I was a guest on a podcast recently, where at the top of the show I was invited to introduce myself along with quote “however you identify”. What struck me about this instruction was that it didn’t refer to what are now the usual identity categories - gender identity, racial identity, sexual identity, etc - but instead to whether or not I wanted to call myself an alcoholic.
This was a sobriety podcast, and the host had quickly learned that not everyone wants to label themselves like that. Some people say “I am a person in recovery”, or “I have alcohol use disorder”, or some other such thing beyond the way-more-famous “hi, I’m so-and-so and I’m an alcoholic” made famous by 12 step meetings. I think this flexibility is great, making programs of recovery more accessible to more people, and it’s also true that I have found a lot of power and relief in accepting and expressing an identity as “an alcoholic”.
I can appreciate why others might not want to do so - the “alcoholic” image conjures visions of wretched old men sprawled under some bridge and covered in their own filth, babbling obscenities and swigging from a plastic bottle in a wet brown bag and seeing nothing with their bulging yellow eyes. People might also want to distance themselves from what-you-could-call-traditional AA, which despite its universal aspirations still seems to be created by and for Straight White Christian Men etc. I don’t really think anyone needs to answer to those objections -I can understand those stances and support those who choose to get sober without the familiar label.
That said, for me at the end of my drinking days, my old identity was fairly firmly in the trash. I hated myself helplessly and hopelessly and I was dying for a new life, or at least an end to the current one. So it really did help me a lot to have this new identity - as “an alcoholic” - available for me to pick up when I really really needed it.
I’ve appreciated the ritual of sitting in a group of people and affirming that common identity.
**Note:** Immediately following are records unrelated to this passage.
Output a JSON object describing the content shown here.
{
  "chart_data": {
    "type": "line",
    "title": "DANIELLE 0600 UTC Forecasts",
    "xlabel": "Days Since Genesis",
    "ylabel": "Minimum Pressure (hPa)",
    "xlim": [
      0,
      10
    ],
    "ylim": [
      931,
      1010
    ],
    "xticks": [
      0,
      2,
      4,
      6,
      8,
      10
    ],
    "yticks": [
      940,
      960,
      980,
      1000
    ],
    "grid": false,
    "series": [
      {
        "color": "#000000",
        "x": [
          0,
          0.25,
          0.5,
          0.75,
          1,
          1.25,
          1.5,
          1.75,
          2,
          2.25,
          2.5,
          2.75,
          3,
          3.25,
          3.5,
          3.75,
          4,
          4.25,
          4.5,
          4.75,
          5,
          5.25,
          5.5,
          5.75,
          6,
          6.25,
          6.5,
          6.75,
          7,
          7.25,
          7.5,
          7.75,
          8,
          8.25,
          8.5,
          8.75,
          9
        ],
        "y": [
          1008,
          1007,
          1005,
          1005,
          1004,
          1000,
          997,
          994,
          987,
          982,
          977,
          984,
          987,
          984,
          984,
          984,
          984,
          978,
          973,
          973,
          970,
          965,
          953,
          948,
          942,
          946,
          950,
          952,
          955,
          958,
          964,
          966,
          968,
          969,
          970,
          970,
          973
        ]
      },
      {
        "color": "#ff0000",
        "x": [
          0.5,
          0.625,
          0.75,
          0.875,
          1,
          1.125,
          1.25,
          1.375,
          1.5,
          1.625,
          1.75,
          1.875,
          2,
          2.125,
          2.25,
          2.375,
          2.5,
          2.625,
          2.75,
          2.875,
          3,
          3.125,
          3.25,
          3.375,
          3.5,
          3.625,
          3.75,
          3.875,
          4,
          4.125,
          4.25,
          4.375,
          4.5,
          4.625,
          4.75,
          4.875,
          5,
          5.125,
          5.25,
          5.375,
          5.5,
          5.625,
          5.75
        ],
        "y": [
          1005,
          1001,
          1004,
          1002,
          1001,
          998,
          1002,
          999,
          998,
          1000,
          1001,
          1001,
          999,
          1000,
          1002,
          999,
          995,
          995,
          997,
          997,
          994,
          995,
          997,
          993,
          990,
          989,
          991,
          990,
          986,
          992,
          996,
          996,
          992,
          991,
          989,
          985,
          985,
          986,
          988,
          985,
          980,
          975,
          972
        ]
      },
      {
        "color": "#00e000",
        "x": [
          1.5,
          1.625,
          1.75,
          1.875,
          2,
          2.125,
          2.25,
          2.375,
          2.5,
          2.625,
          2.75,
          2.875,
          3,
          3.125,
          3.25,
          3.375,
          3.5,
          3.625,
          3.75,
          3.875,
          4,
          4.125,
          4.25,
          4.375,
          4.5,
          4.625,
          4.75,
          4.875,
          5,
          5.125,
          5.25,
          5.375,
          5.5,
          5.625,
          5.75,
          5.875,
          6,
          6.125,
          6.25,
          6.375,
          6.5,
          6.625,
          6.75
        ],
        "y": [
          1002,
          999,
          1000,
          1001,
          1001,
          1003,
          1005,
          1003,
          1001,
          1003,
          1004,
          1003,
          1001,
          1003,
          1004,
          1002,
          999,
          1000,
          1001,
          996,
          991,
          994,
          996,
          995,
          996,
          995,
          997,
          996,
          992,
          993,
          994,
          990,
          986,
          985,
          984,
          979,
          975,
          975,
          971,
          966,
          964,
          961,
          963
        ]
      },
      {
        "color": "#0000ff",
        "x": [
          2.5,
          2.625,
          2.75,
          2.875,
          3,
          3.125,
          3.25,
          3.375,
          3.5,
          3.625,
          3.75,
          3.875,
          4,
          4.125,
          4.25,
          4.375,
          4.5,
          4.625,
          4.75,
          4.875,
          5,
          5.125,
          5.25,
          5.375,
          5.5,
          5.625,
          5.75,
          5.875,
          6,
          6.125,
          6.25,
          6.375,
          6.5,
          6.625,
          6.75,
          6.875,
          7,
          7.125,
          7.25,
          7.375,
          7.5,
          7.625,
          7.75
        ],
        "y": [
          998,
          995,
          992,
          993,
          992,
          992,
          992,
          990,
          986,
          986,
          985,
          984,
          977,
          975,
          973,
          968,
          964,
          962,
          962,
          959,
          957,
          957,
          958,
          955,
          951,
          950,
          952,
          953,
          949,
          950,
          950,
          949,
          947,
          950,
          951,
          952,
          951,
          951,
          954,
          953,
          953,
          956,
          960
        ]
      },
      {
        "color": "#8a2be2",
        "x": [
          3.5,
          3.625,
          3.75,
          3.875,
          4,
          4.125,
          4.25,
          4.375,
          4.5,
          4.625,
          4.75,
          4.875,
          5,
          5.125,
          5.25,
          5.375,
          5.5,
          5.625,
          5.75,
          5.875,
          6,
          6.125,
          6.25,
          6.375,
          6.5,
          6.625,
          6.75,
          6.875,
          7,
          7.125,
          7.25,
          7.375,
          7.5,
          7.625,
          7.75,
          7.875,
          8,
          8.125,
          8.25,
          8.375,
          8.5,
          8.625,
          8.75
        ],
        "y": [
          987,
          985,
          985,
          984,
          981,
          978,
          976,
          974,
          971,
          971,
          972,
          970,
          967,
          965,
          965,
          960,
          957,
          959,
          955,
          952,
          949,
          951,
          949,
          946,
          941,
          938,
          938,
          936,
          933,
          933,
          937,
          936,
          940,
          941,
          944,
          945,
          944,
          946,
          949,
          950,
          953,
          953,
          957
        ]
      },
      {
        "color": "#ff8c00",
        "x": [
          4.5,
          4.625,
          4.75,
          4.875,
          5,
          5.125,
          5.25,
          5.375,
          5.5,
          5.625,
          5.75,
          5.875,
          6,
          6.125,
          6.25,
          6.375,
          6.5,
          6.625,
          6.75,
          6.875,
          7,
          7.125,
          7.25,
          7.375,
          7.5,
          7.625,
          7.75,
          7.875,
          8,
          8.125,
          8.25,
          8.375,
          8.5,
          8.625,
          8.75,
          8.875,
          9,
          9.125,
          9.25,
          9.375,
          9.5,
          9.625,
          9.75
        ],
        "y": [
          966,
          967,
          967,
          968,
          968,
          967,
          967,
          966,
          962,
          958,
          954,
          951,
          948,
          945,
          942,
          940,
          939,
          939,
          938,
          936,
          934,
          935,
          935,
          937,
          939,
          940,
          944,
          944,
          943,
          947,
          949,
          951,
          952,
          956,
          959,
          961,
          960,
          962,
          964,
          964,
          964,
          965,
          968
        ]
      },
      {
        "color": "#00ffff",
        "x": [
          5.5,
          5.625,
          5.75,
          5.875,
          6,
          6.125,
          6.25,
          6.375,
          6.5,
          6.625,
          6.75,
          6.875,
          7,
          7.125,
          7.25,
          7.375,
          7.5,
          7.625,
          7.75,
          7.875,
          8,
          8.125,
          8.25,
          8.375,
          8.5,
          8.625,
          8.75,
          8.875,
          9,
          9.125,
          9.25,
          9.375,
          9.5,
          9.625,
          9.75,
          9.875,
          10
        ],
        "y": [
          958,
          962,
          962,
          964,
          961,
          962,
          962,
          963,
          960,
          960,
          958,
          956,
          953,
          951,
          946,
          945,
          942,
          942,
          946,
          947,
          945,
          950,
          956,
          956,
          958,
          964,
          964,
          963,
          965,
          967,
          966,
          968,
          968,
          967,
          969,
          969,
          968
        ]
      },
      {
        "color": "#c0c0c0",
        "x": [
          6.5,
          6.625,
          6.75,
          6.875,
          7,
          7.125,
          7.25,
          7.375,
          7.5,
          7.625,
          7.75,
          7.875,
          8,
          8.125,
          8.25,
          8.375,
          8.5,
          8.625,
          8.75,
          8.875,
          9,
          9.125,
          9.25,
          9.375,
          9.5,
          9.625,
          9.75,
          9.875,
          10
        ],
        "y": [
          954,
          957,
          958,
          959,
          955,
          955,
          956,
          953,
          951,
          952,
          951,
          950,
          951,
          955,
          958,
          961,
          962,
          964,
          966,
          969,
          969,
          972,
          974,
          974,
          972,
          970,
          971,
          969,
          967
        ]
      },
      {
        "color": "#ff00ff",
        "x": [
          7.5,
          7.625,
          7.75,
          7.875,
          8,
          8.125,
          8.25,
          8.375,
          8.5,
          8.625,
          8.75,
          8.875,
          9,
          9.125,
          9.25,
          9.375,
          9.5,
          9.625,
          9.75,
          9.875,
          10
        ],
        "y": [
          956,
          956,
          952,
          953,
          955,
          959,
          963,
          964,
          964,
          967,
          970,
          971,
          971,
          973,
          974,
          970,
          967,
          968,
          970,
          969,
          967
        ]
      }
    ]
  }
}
For me it’s like saying “I belong here, and I belong here because I say that I belong here”. Nobody could force me to accept that belonging before I was ready for it, and once I accepted that belonging nobody could take it away from me.
So, then, saying “I’m an alcoholic” becomes a powerful constant in my existence, a foundation for stability and hope no matter what insanely painful shit hits the fan in my life. It gave me structure and direction and a felt sense that what was possible for others (sobriety, stability, connection, joy) might be possible for me too, if I worked for it the way that they had. To this day it gives me the ability to transmute my worst memories and stories into sources of hope and help for others - I could look back on my lowest moments and see proof of unworthiness and shame, but now I get to see them as evidence of what I can survive and what others can survive too. I do see myself as having a lot in common with the drunk under the bridge, but I also get to assert my own individual contributions - my life looks pretty good now, or at least a lot better than how it did at the beginning of my recovery journey, and so I get to say that being “an alcoholic” means that you get to thrive and be happy.